Let $T$ be a linear operator on an inner product vector space $V$. I'd like to prove that if $$(Tx|x)=0 \quad \forall x \in V$$ then $T$ is the null operator.
I can't figure out this proof using contradiction, do I have to choose an appropriate vector?


Solution 1:

You can prove this for a $\Bbb C$omplex inner-product space $V$.

But if $\,V\,$ is an inner-product space over $\mathbb R$, then the implication doesn't hold.
Crostul gives in a comment the concrete example $$T:\Bbb{R}^2\to\Bbb R^2, (x_1,x_2)\mapsto(-x_2,x_1)$$ of a non-zero operator satisfying the initial condition. $T$ rotates by $+90°$, hence $\,x\perp Tx\,$ for all $\,x\in\Bbb R^2$.
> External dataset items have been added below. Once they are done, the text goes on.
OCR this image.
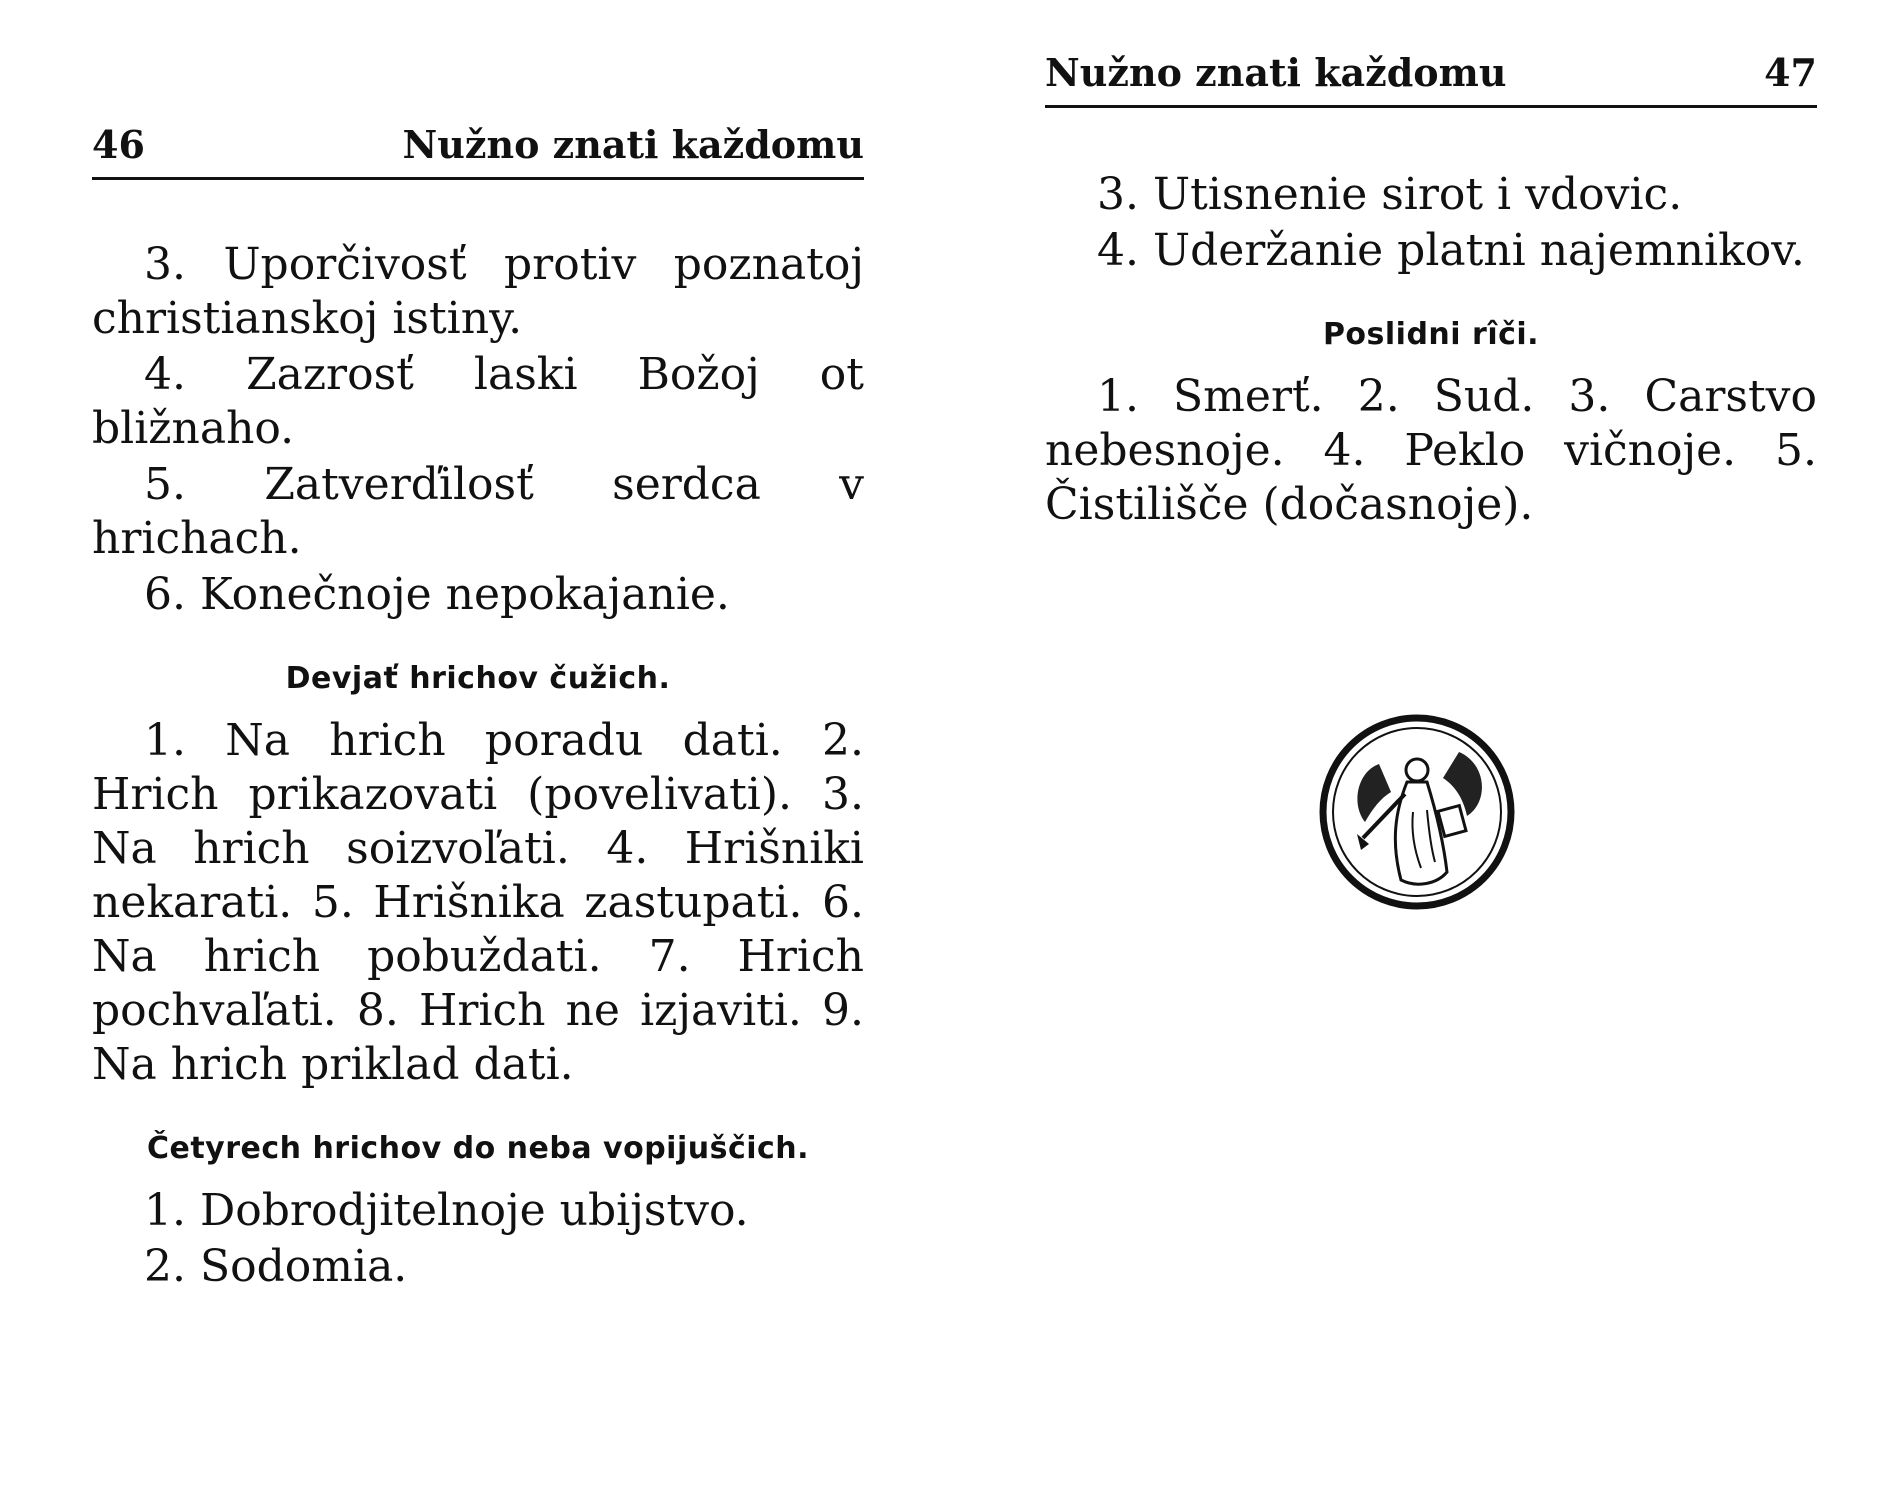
46	Nužno znati každomu

3. Uporčivosť protiv poznatoj christianskoj istiny.

4. Zazrosť laski Božoj ot bližnaho.

5. Zatverďilosť serdca v hrichach.

6. Konečnoje nepokajanie.

Devjať hrichov čužich.

1. Na hrich poradu dati. 2. Hrich prikazovati (povelivati). 3. Na hrich soizvoľati. 4. Hrišniki nekarati. 5. Hrišnika zastupati. 6. Na hrich pobuždati. 7. Hrich pochvaľati. 8. Hrich ne izjaviti. 9. Na hrich priklad dati.

Četyrech hrichov do neba vopijuščich.

1. Dobrodjitelnoje ubijstvo.

2. Sodomia.

Nužno znati každomu	47

3. Utisnenie sirot i vdovic.

4. Uderžanie platni najemnikov.

Poslidni rîči.

1. Smerť. 2. Sud. 3. Carstvo nebesnoje. 4. Peklo vičnoje. 5. Čistilišče (dočasnoje).
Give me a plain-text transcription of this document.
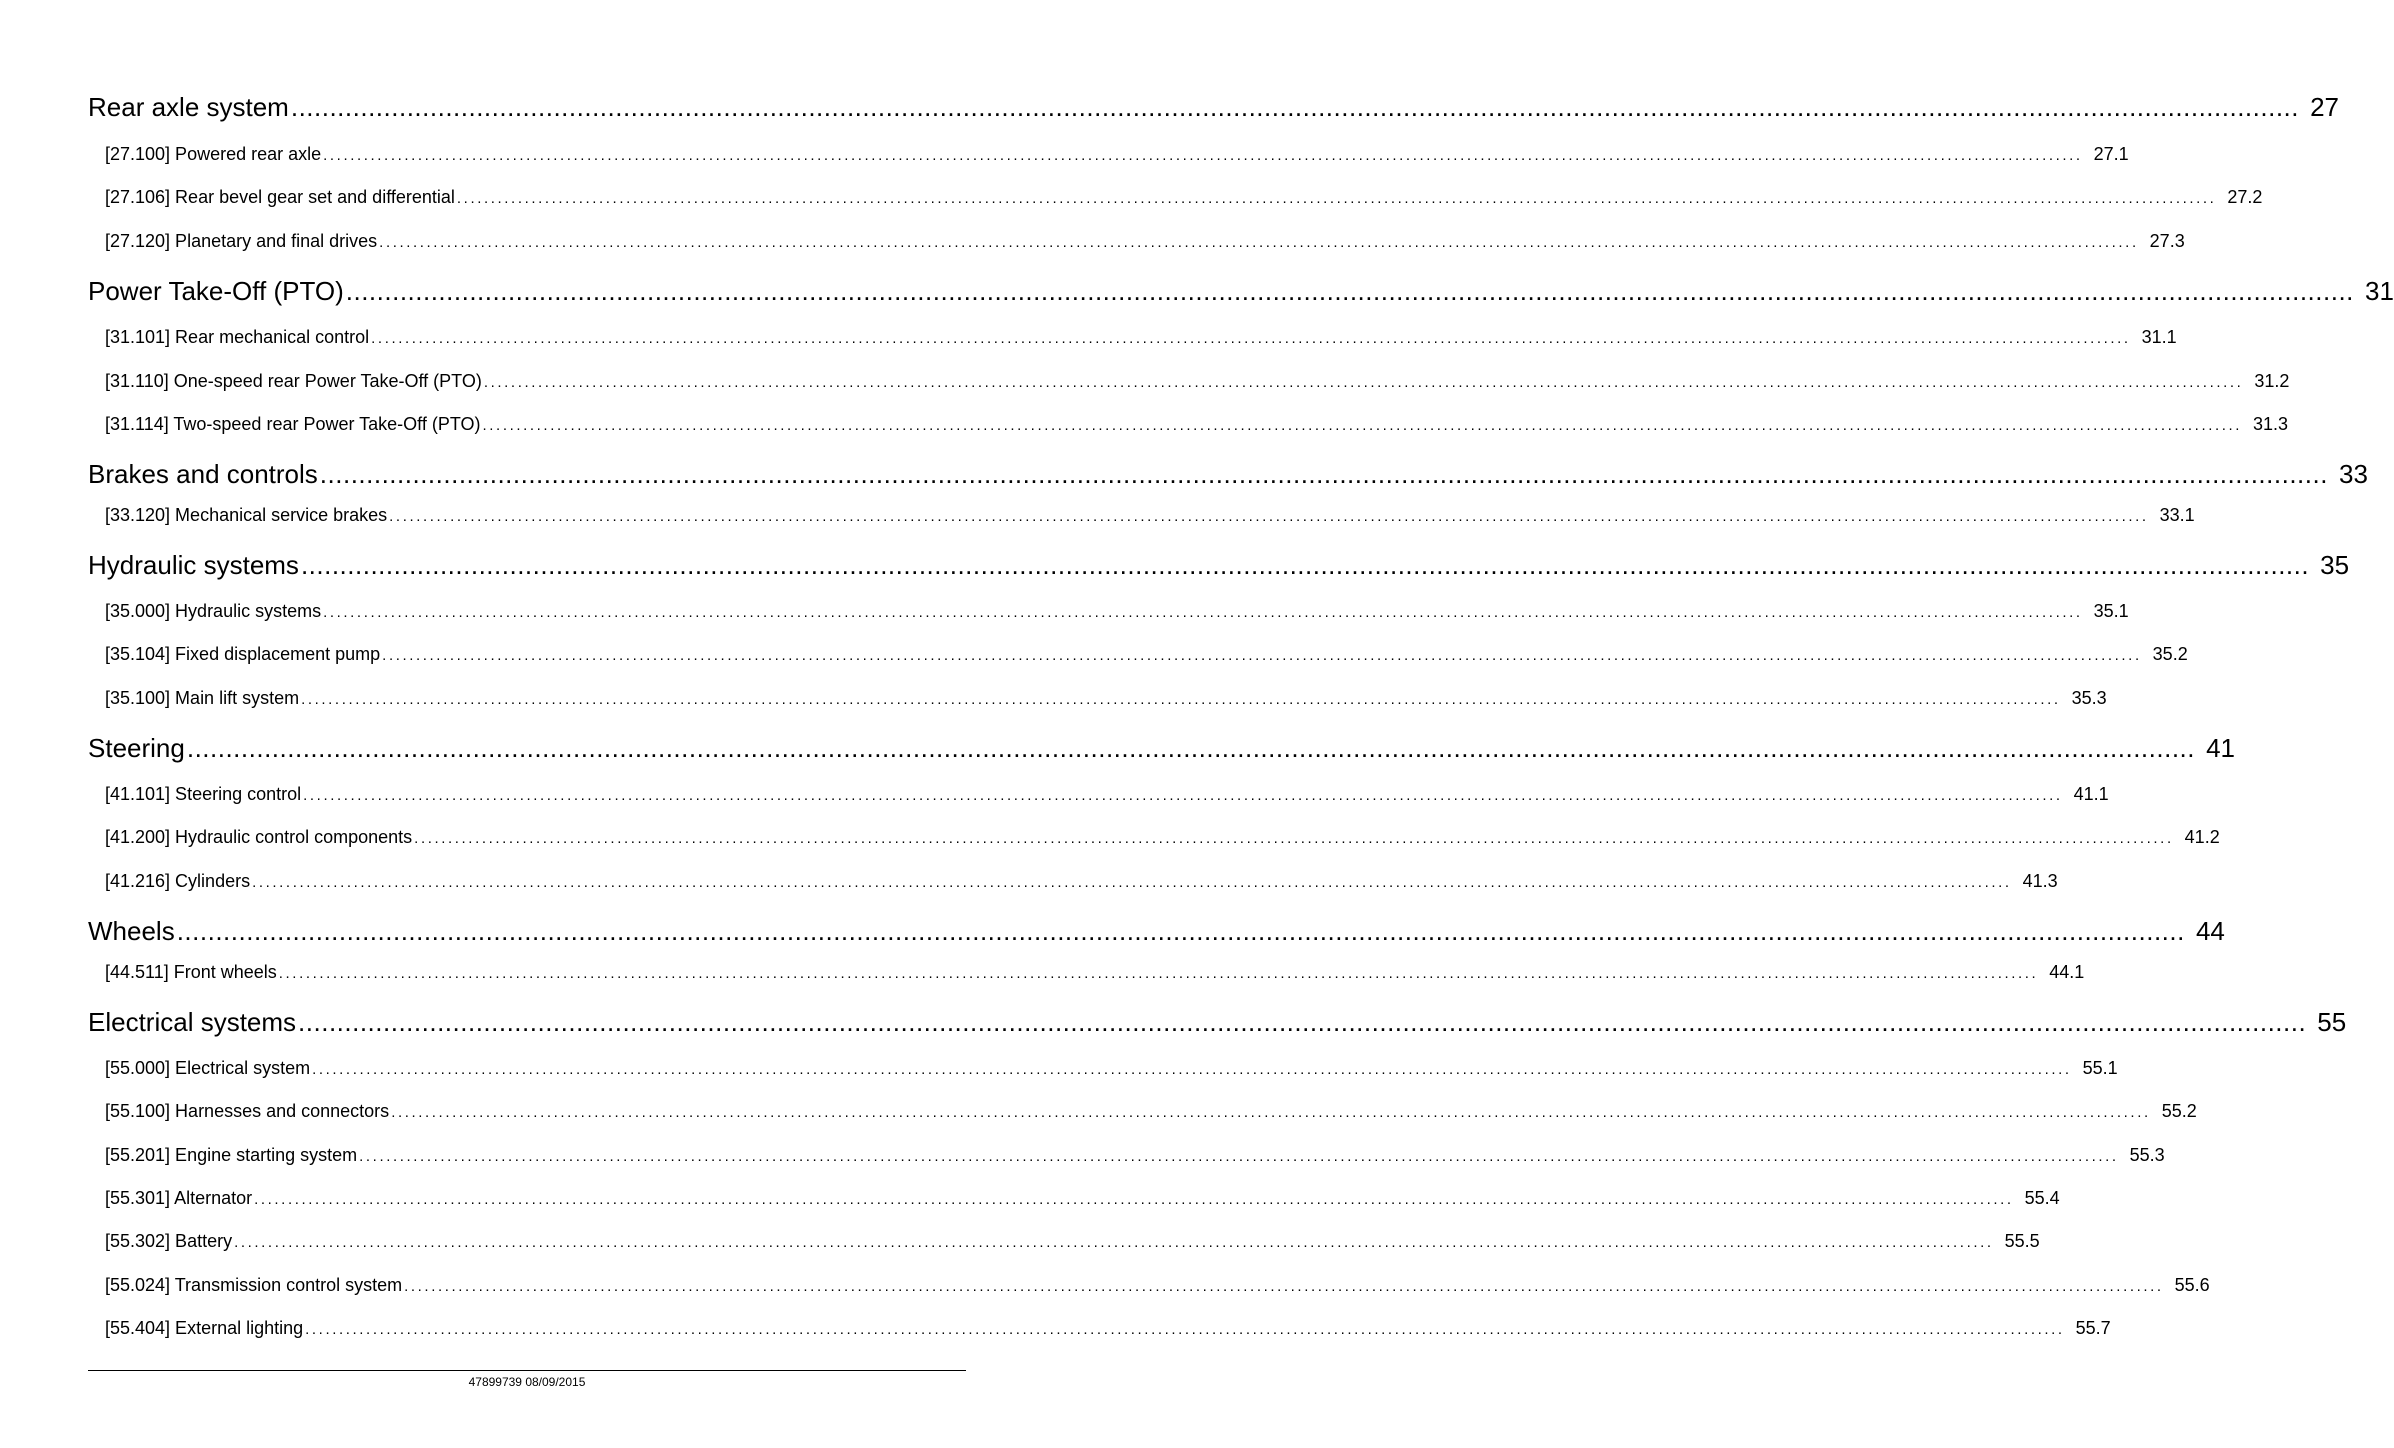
Rear axle system .................................................................................................................................................................................................................................................................... 27
[27.100] Powered rear axle .................................................................................................................................................................................................................................................................... 27.1
[27.106] Rear bevel gear set and differential .................................................................................................................................................................................................................................................................... 27.2
[27.120] Planetary and final drives .................................................................................................................................................................................................................................................................... 27.3
Power Take-Off (PTO) .................................................................................................................................................................................................................................................................... 31
[31.101] Rear mechanical control .................................................................................................................................................................................................................................................................... 31.1
[31.110] One-speed rear Power Take-Off (PTO) .................................................................................................................................................................................................................................................................... 31.2
[31.114] Two-speed rear Power Take-Off (PTO) .................................................................................................................................................................................................................................................................... 31.3
Brakes and controls .................................................................................................................................................................................................................................................................... 33
[33.120] Mechanical service brakes .................................................................................................................................................................................................................................................................... 33.1
Hydraulic systems .................................................................................................................................................................................................................................................................... 35
[35.000] Hydraulic systems .................................................................................................................................................................................................................................................................... 35.1
[35.104] Fixed displacement pump .................................................................................................................................................................................................................................................................... 35.2
[35.100] Main lift system .................................................................................................................................................................................................................................................................... 35.3
Steering .................................................................................................................................................................................................................................................................... 41
[41.101] Steering control .................................................................................................................................................................................................................................................................... 41.1
[41.200] Hydraulic control components .................................................................................................................................................................................................................................................................... 41.2
[41.216] Cylinders .................................................................................................................................................................................................................................................................... 41.3
Wheels .................................................................................................................................................................................................................................................................... 44
[44.511] Front wheels .................................................................................................................................................................................................................................................................... 44.1
Electrical systems .................................................................................................................................................................................................................................................................... 55
[55.000] Electrical system .................................................................................................................................................................................................................................................................... 55.1
[55.100] Harnesses and connectors .................................................................................................................................................................................................................................................................... 55.2
[55.201] Engine starting system .................................................................................................................................................................................................................................................................... 55.3
[55.301] Alternator .................................................................................................................................................................................................................................................................... 55.4
[55.302] Battery .................................................................................................................................................................................................................................................................... 55.5
[55.024] Transmission control system .................................................................................................................................................................................................................................................................... 55.6
[55.404] External lighting .................................................................................................................................................................................................................................................................... 55.7
47899739 08/09/2015
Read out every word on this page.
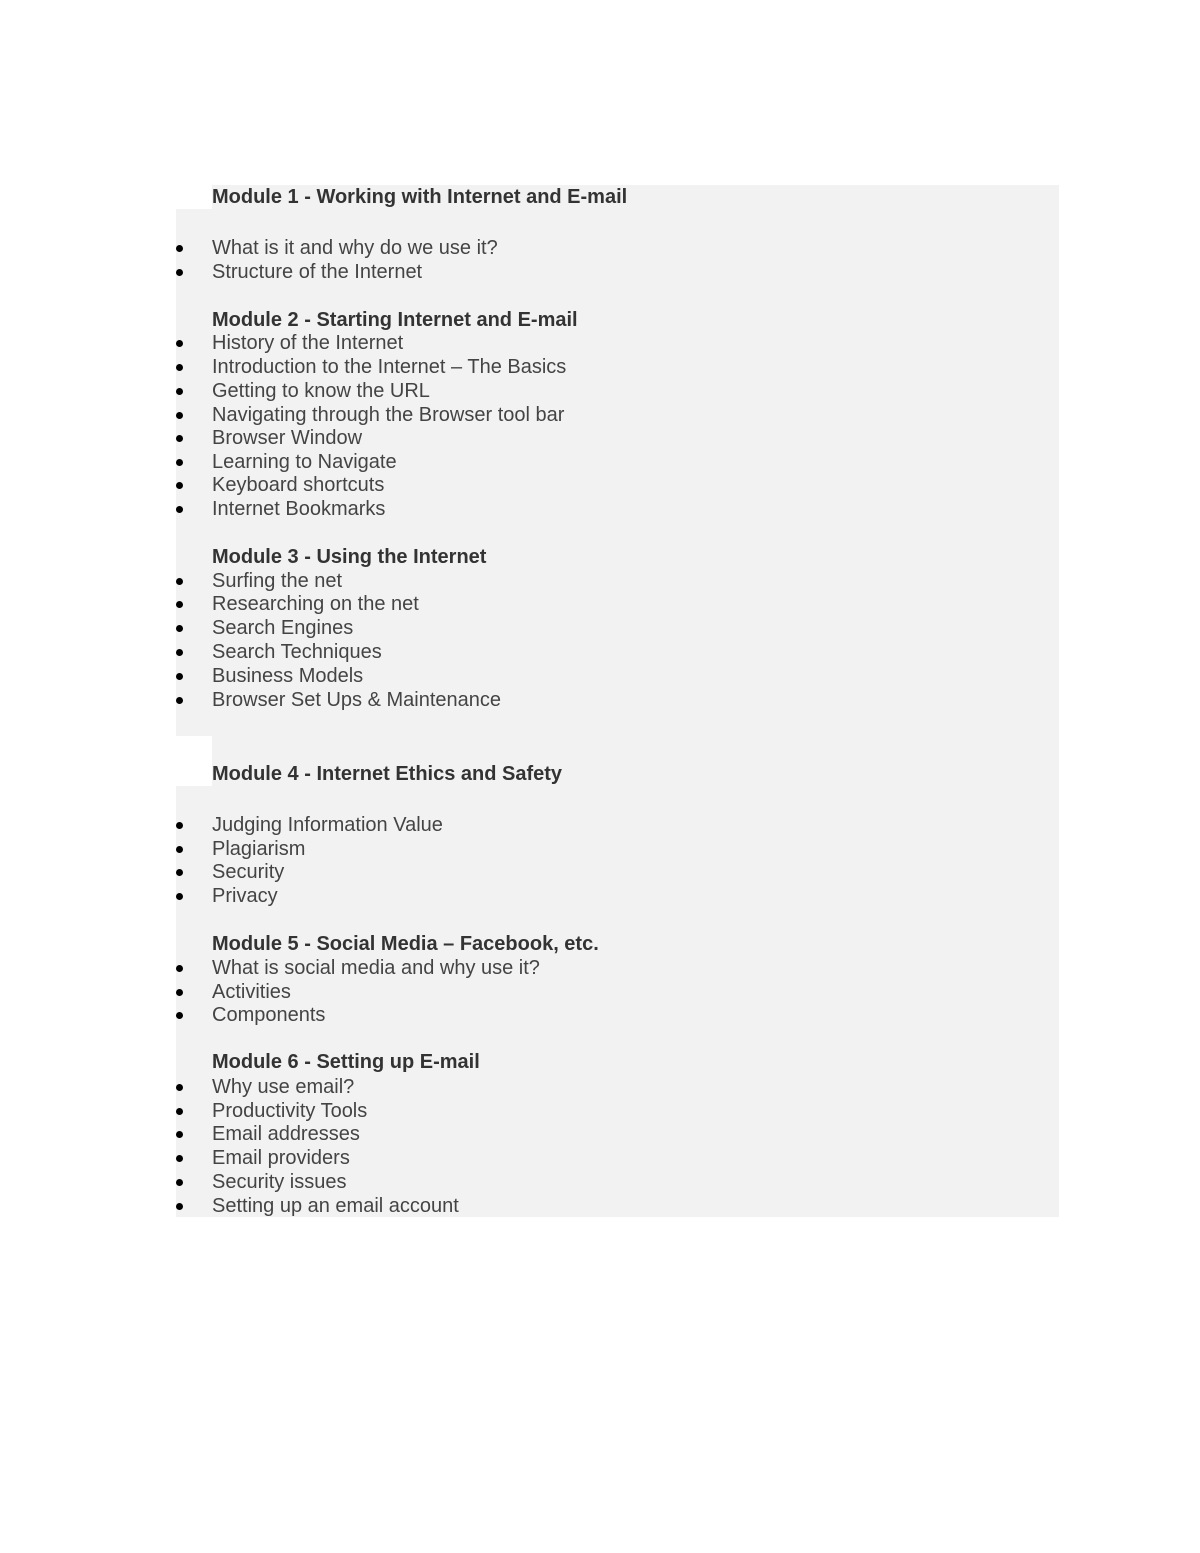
Module 1 - Working with Internet and E-mail
What is it and why do we use it?
Structure of the Internet
Module 2 - Starting Internet and E-mail
History of the Internet
Introduction to the Internet – The Basics
Getting to know the URL
Navigating through the Browser tool bar
Browser Window
Learning to Navigate
Keyboard shortcuts
Internet Bookmarks
Module 3 - Using the Internet
Surfing the net
Researching on the net
Search Engines
Search Techniques
Business Models
Browser Set Ups & Maintenance
Module 4 - Internet Ethics and Safety
Judging Information Value
Plagiarism
Security
Privacy
Module 5 - Social Media – Facebook, etc.
What is social media and why use it?
Activities
Components
Module 6 - Setting up E-mail
Why use email?
Productivity Tools
Email addresses
Email providers
Security issues
Setting up an email account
Let $\,V\,$ be an inner-product space over $\mathbb C$.
Every sesquilinear form on $V$ satisfies the polarisation identity. For the sesquilinear form $(T(\,\cdot\,)|\,\cdot\,)$ it reads $$(Tx|y)\:=\:\frac14\sum_{k=0}^3\:i^k\left(\,T(x+i^ky)\,\big|\, x+i^ky\,\right).$$ Thus by assumption, $(Tx|y)=0\,$ for all $\,x,y\in V$, hence $T$ must be zero.